Cannily commercial, Project X has almost too much old gold going for it: strands of The Miracle Worker, Fail Safe, The Elephant Man, Top Gun and the collected works of Steven Spielberg. Like E.T., this is the story of a childlike alien and his lonely human friend who must protect the creature, like a wise father with a brilliant, batterred child, and then set it free. But Writers Stanley Weiser and Lawrence Lasker (WarGames) resist nearly every temptation to truckle, and Director Jonathan Kaplan (Heart Like a Wheel) finds each scene's emotional core while surrounding it with meticulous technique. But the film is Broderick's. A great listener, he can make a colloquy with a chimp seem like the meeting of true souls.

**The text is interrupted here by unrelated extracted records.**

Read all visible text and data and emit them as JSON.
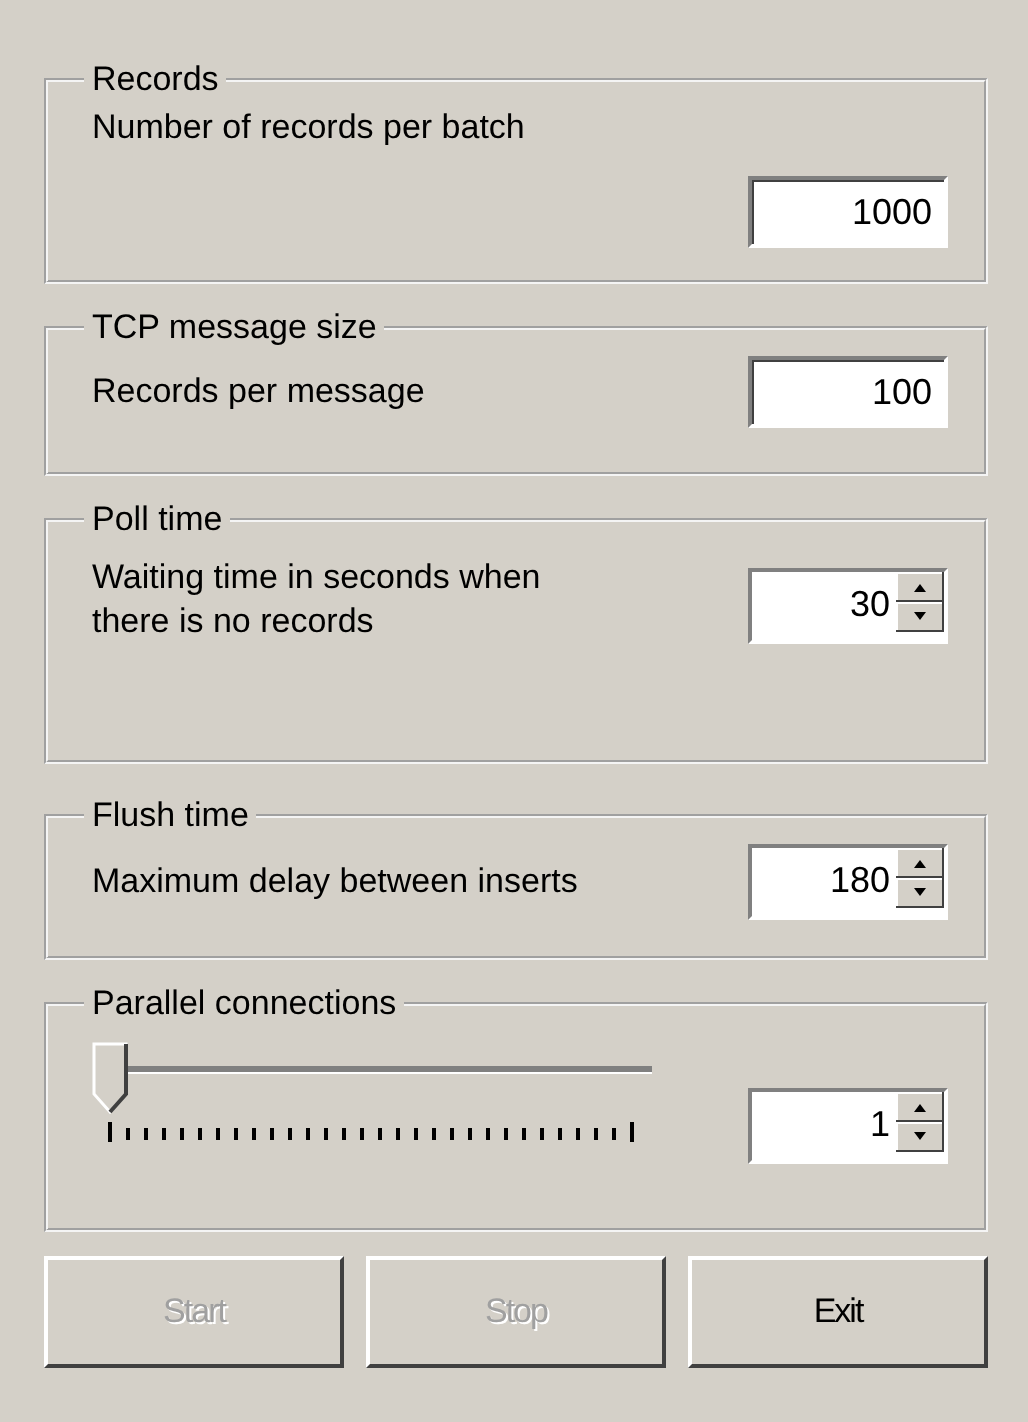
{
  "groups": [
    {
      "title": "Records",
      "kind": "text",
      "label": "Number of records per batch",
      "value": "1000"
    },
    {
      "title": "TCP message size",
      "kind": "text",
      "label": "Records per message",
      "value": "100"
    },
    {
      "title": "Poll time",
      "kind": "spin",
      "label": "Waiting time in seconds when there is no records",
      "value": "30"
    },
    {
      "title": "Flush time",
      "kind": "spin",
      "label": "Maximum delay between inserts",
      "value": "180"
    },
    {
      "title": "Parallel connections",
      "kind": "slider",
      "level": 0,
      "value": "1"
    }
  ],
  "buttons": [
    {
      "label": "Start",
      "disabled": true
    },
    {
      "label": "Stop",
      "disabled": true
    },
    {
      "label": "Exit",
      "disabled": false
    }
  ]
}
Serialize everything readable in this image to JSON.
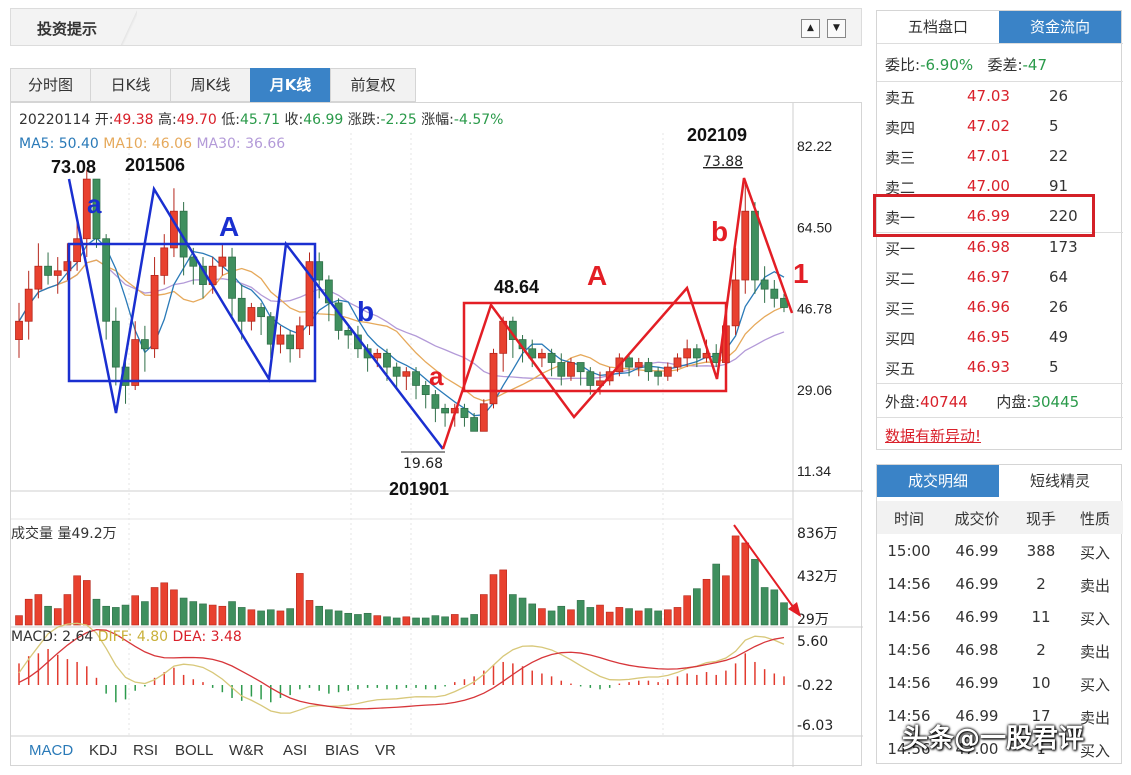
{
  "header": {
    "title": "投资提示",
    "up_icon": "triangle-up-icon",
    "down_icon": "triangle-down-icon"
  },
  "chart_tabs": [
    "分时图",
    "日K线",
    "周K线",
    "月K线",
    "前复权"
  ],
  "active_tab": 3,
  "ohlc_info": {
    "date": "20220114",
    "open_label": "开:",
    "open": "49.38",
    "high_label": "高:",
    "high": "49.70",
    "low_label": "低:",
    "low": "45.71",
    "close_label": "收:",
    "close": "46.99",
    "chg_label": "涨跌:",
    "chg": "-2.25",
    "pct_label": "涨幅:",
    "pct": "-4.57%"
  },
  "ma_info": {
    "ma5": "MA5: 50.40",
    "ma10": "MA10: 46.06",
    "ma30": "MA30: 36.66"
  },
  "price_axis": [
    "82.22",
    "64.50",
    "46.78",
    "29.06",
    "11.34"
  ],
  "volume_title": "成交量 量49.2万",
  "volume_axis": [
    "836万",
    "432万",
    "29万"
  ],
  "macd_info": {
    "macd": "MACD: 2.64",
    "diff": "DIFF: 4.80",
    "dea": "DEA: 3.48"
  },
  "macd_axis": [
    "5.60",
    "-0.22",
    "-6.03"
  ],
  "indicator_tabs": [
    "MACD",
    "KDJ",
    "RSI",
    "BOLL",
    "W&R",
    "ASI",
    "BIAS",
    "VR"
  ],
  "annotations": {
    "high1_price": "73.08",
    "high1_date": "201506",
    "low_price": "19.68",
    "low_date": "201901",
    "mid_price": "48.64",
    "high2_date": "202109",
    "high2_price": "73.88",
    "wave_a1": "a",
    "wave_A1": "A",
    "wave_b1": "b",
    "wave_a2": "a",
    "wave_A2": "A",
    "wave_b2": "b",
    "wave_1": "1"
  },
  "colors": {
    "up": "#e8412f",
    "down": "#3f8f5e",
    "blue_draw": "#1a2fd0",
    "red_draw": "#e31e25",
    "ma5": "#2a7ab8",
    "ma10": "#e6a95b",
    "ma30": "#b39ad8"
  },
  "chart_data": {
    "type": "candlestick",
    "period": "monthly",
    "ylim": [
      11.34,
      82.22
    ],
    "candles": [
      [
        40,
        44,
        36,
        48
      ],
      [
        44,
        51,
        40,
        55
      ],
      [
        51,
        56,
        49,
        61
      ],
      [
        56,
        54,
        52,
        59
      ],
      [
        54,
        55,
        50,
        58
      ],
      [
        55,
        57,
        53,
        61
      ],
      [
        57,
        62,
        55,
        66
      ],
      [
        62,
        75,
        58,
        77
      ],
      [
        75,
        62,
        60,
        75
      ],
      [
        62,
        44,
        40,
        63
      ],
      [
        44,
        34,
        30,
        47
      ],
      [
        34,
        30,
        26,
        36
      ],
      [
        30,
        40,
        29,
        44
      ],
      [
        40,
        38,
        33,
        43
      ],
      [
        38,
        54,
        36,
        58
      ],
      [
        54,
        60,
        52,
        63
      ],
      [
        60,
        68,
        58,
        73
      ],
      [
        68,
        58,
        54,
        70
      ],
      [
        58,
        56,
        52,
        60
      ],
      [
        56,
        52,
        49,
        58
      ],
      [
        52,
        56,
        50,
        58
      ],
      [
        56,
        58,
        54,
        61
      ],
      [
        58,
        49,
        45,
        60
      ],
      [
        49,
        44,
        40,
        52
      ],
      [
        44,
        47,
        42,
        48
      ],
      [
        47,
        45,
        41,
        48
      ],
      [
        45,
        39,
        36,
        46
      ],
      [
        39,
        41,
        37,
        43
      ],
      [
        41,
        38,
        35,
        42
      ],
      [
        38,
        43,
        36,
        45
      ],
      [
        43,
        57,
        41,
        59
      ],
      [
        57,
        53,
        49,
        59
      ],
      [
        53,
        48,
        44,
        54
      ],
      [
        48,
        42,
        40,
        49
      ],
      [
        42,
        41,
        38,
        43
      ],
      [
        41,
        38,
        36,
        43
      ],
      [
        38,
        36,
        33,
        39
      ],
      [
        36,
        37,
        34,
        38
      ],
      [
        37,
        34,
        31,
        38
      ],
      [
        34,
        32,
        29,
        35
      ],
      [
        32,
        33,
        29,
        34
      ],
      [
        33,
        30,
        27,
        34
      ],
      [
        30,
        28,
        25,
        31
      ],
      [
        28,
        25,
        22,
        29
      ],
      [
        25,
        24,
        21,
        26
      ],
      [
        24,
        25,
        21,
        26
      ],
      [
        25,
        23,
        21,
        26
      ],
      [
        23,
        20,
        20,
        24
      ],
      [
        20,
        26,
        20,
        27
      ],
      [
        26,
        37,
        25,
        38
      ],
      [
        37,
        44,
        33,
        45
      ],
      [
        44,
        40,
        36,
        45
      ],
      [
        40,
        38,
        35,
        41
      ],
      [
        38,
        36,
        34,
        40
      ],
      [
        36,
        37,
        34,
        38
      ],
      [
        37,
        35,
        32,
        38
      ],
      [
        35,
        32,
        30,
        37
      ],
      [
        32,
        35,
        31,
        36
      ],
      [
        35,
        33,
        30,
        35
      ],
      [
        33,
        30,
        28,
        34
      ],
      [
        30,
        31,
        28,
        33
      ],
      [
        31,
        33,
        30,
        34
      ],
      [
        33,
        36,
        32,
        37
      ],
      [
        36,
        34,
        32,
        37
      ],
      [
        34,
        35,
        32,
        36
      ],
      [
        35,
        33,
        31,
        36
      ],
      [
        33,
        32,
        30,
        34
      ],
      [
        32,
        34,
        31,
        35
      ],
      [
        34,
        36,
        33,
        37
      ],
      [
        36,
        38,
        34,
        40
      ],
      [
        38,
        36,
        34,
        39
      ],
      [
        36,
        37,
        35,
        40
      ],
      [
        37,
        35,
        34,
        39
      ],
      [
        35,
        43,
        34,
        48
      ],
      [
        43,
        53,
        41,
        60
      ],
      [
        53,
        68,
        50,
        74
      ],
      [
        68,
        53,
        50,
        70
      ],
      [
        53,
        51,
        48,
        56
      ],
      [
        51,
        49,
        47,
        53
      ],
      [
        49,
        47,
        46,
        50
      ]
    ],
    "volume": [
      80,
      220,
      260,
      160,
      140,
      260,
      420,
      380,
      220,
      160,
      150,
      170,
      250,
      200,
      320,
      360,
      300,
      230,
      200,
      180,
      170,
      160,
      200,
      150,
      130,
      120,
      130,
      120,
      140,
      440,
      210,
      160,
      130,
      120,
      100,
      90,
      100,
      80,
      70,
      60,
      70,
      60,
      60,
      80,
      70,
      90,
      60,
      90,
      260,
      430,
      470,
      260,
      230,
      180,
      140,
      120,
      160,
      130,
      210,
      150,
      170,
      110,
      150,
      140,
      120,
      140,
      120,
      130,
      150,
      250,
      310,
      390,
      520,
      420,
      760,
      700,
      560,
      320,
      300,
      190
    ],
    "macd_hist": [
      1.5,
      2.0,
      2.2,
      2.5,
      2.1,
      1.8,
      1.6,
      1.3,
      0.5,
      -0.6,
      -1.2,
      -1.0,
      -0.4,
      -0.1,
      0.5,
      0.9,
      1.2,
      0.7,
      0.4,
      0.2,
      -0.2,
      -0.5,
      -0.9,
      -1.1,
      -0.8,
      -1.0,
      -1.2,
      -0.9,
      -0.7,
      -0.3,
      -0.2,
      -0.4,
      -0.6,
      -0.5,
      -0.4,
      -0.3,
      -0.2,
      -0.2,
      -0.3,
      -0.3,
      -0.2,
      -0.2,
      -0.3,
      -0.3,
      -0.1,
      0.2,
      0.4,
      0.6,
      1.0,
      1.4,
      1.6,
      1.5,
      1.3,
      1.0,
      0.8,
      0.6,
      0.3,
      0.1,
      -0.1,
      -0.2,
      -0.3,
      -0.2,
      0.1,
      0.2,
      0.3,
      0.3,
      0.2,
      0.4,
      0.6,
      0.8,
      0.7,
      0.9,
      0.7,
      1.0,
      1.5,
      2.2,
      1.6,
      1.1,
      0.8,
      0.6
    ],
    "series": [
      {
        "name": "MA5",
        "color": "#2a7ab8"
      },
      {
        "name": "MA10",
        "color": "#e6a95b"
      },
      {
        "name": "MA30",
        "color": "#b39ad8"
      }
    ]
  },
  "quote_panel": {
    "tabs": [
      "五档盘口",
      "资金流向"
    ],
    "wb_label": "委比:",
    "wb": "-6.90%",
    "wc_label": "委差:",
    "wc": "-47",
    "sells": [
      [
        "卖五",
        "47.03",
        "26"
      ],
      [
        "卖四",
        "47.02",
        "5"
      ],
      [
        "卖三",
        "47.01",
        "22"
      ],
      [
        "卖二",
        "47.00",
        "91"
      ],
      [
        "卖一",
        "46.99",
        "220"
      ]
    ],
    "buys": [
      [
        "买一",
        "46.98",
        "173"
      ],
      [
        "买二",
        "46.97",
        "64"
      ],
      [
        "买三",
        "46.96",
        "26"
      ],
      [
        "买四",
        "46.95",
        "49"
      ],
      [
        "买五",
        "46.93",
        "5"
      ]
    ],
    "outer_label": "外盘:",
    "outer": "40744",
    "inner_label": "内盘:",
    "inner": "30445",
    "alert_link": "数据有新异动!"
  },
  "trade_panel": {
    "tabs": [
      "成交明细",
      "短线精灵"
    ],
    "headers": [
      "时间",
      "成交价",
      "现手",
      "性质"
    ],
    "rows": [
      [
        "15:00",
        "46.99",
        "388",
        "买入"
      ],
      [
        "14:56",
        "46.99",
        "2",
        "卖出"
      ],
      [
        "14:56",
        "46.99",
        "11",
        "买入"
      ],
      [
        "14:56",
        "46.98",
        "2",
        "卖出"
      ],
      [
        "14:56",
        "46.99",
        "10",
        "买入"
      ],
      [
        "14:56",
        "46.99",
        "17",
        "卖出"
      ],
      [
        "14:56",
        "47.00",
        "1",
        "买入"
      ]
    ]
  },
  "watermark": "头条@一股君评"
}
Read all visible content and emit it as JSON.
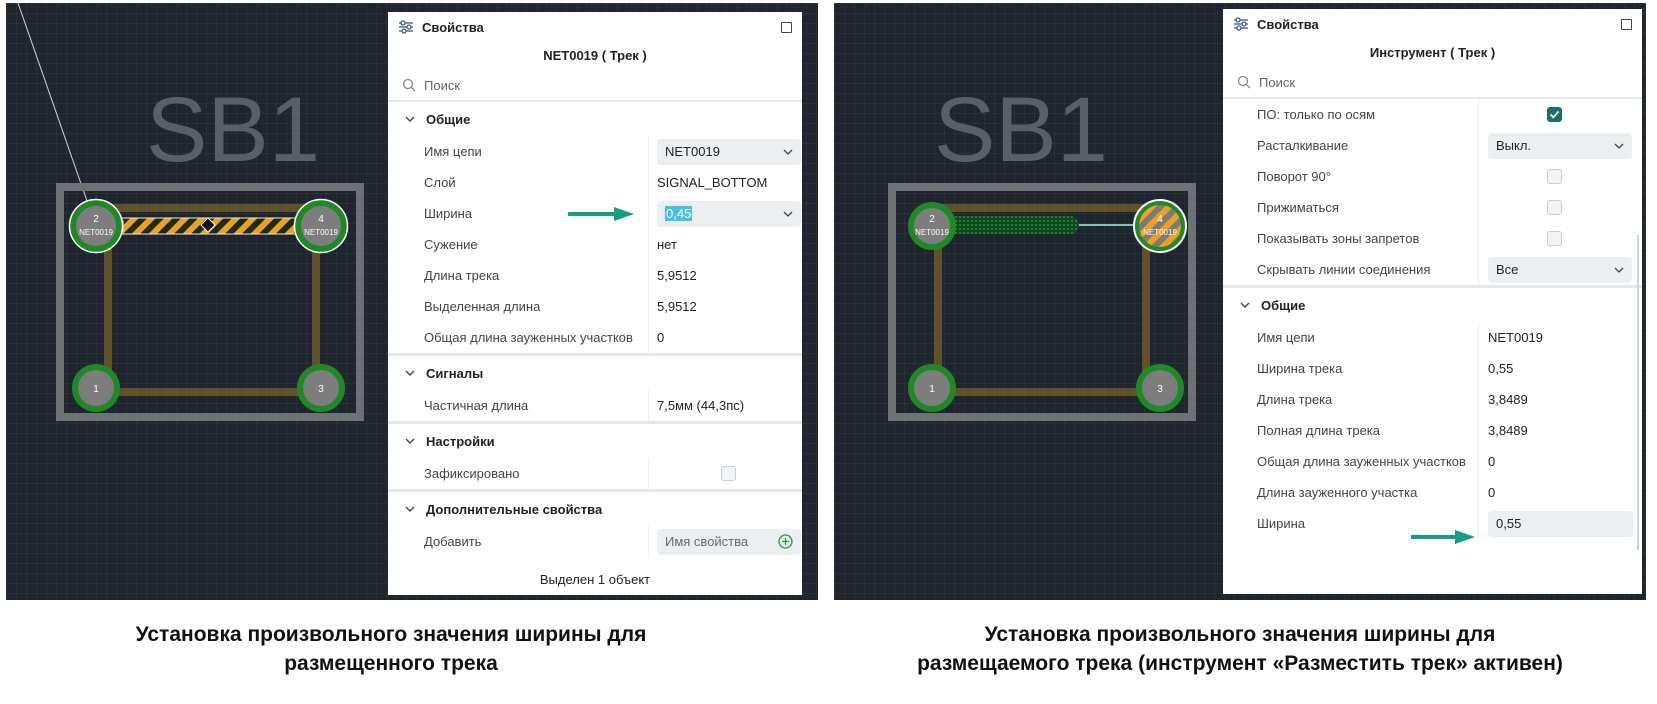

This time, he has gone beyond cute, to acute. --By Richard Corliss


Oh, to be young and hot in Hollywood, yet instead of acting up the leader of the pack is buttoned-down

The best thing to be in Hollywood these days is one of the boys. In 1983 the new kids in town staged an unexpected coup that threatened the longstanding Redford/Beatty/Reynolds regime. It was a good year for such charter members of the brat pack as Sean Penn and Tom Cruise, but none in that crowd can claim the double whammy of mild-mannered New Yorker Matthew Broderick, just 21. His performance as America's cutest computer nerd made the summer smash WarGames eminently palatable (if not quite plausible). And playing Neil Simon's teenage alter ego in the stage comedy Brighton Beach Memoirs -- his Broadway debut -- brought him a Tony award. With only a few credits Broderick has already fashioned a distinctive persona: His characters are shotgun marriages of street smarts and innocence, mischief and morality.

Like his colleagues, Matthew is fulfilling his teenage fantasies while barely out of his teens. For his upcoming film role as an impish thief in the medieval adventure Ladyhawke, he was paid a reported $750,000 and chauffeured around Italy for four months. But success spoilage hasn't set in. "I'm not gonna go crazy and buy five Rolls-Royces," says Matthew. He still lives in his mom's Greenwich Village apartment and dates UCLA coed Valerie O'Brien, who was an extra on WarGames. He's the son of the late actor James(Family)Broderick, who died of cancer the day after Matthew began rehearsing for Brighton Beach. That loss colors the young actor's perspective. Of his newly acquired fortune, he says, "The nice thing about the money is knowing that if anybody in my family gets sick, I can take care of them."

Finished with Ladyhawke, Broderick returns next month to Brighton Beach. For him the stage has been the thing ever since he appeared in a high school production of A Midsummer Night's Dream. "It was the first thing I felt sorta confident at," he recalls. "I felt -- I don't know -- I impressed myself." Whether in a school play or Hollywood movie, Matthew has the same concern. "I don't want to embarrass myself in front of other people," he says. "I worry about that endlessly." Judging from his work, worrying is just one of the things Broderick does well.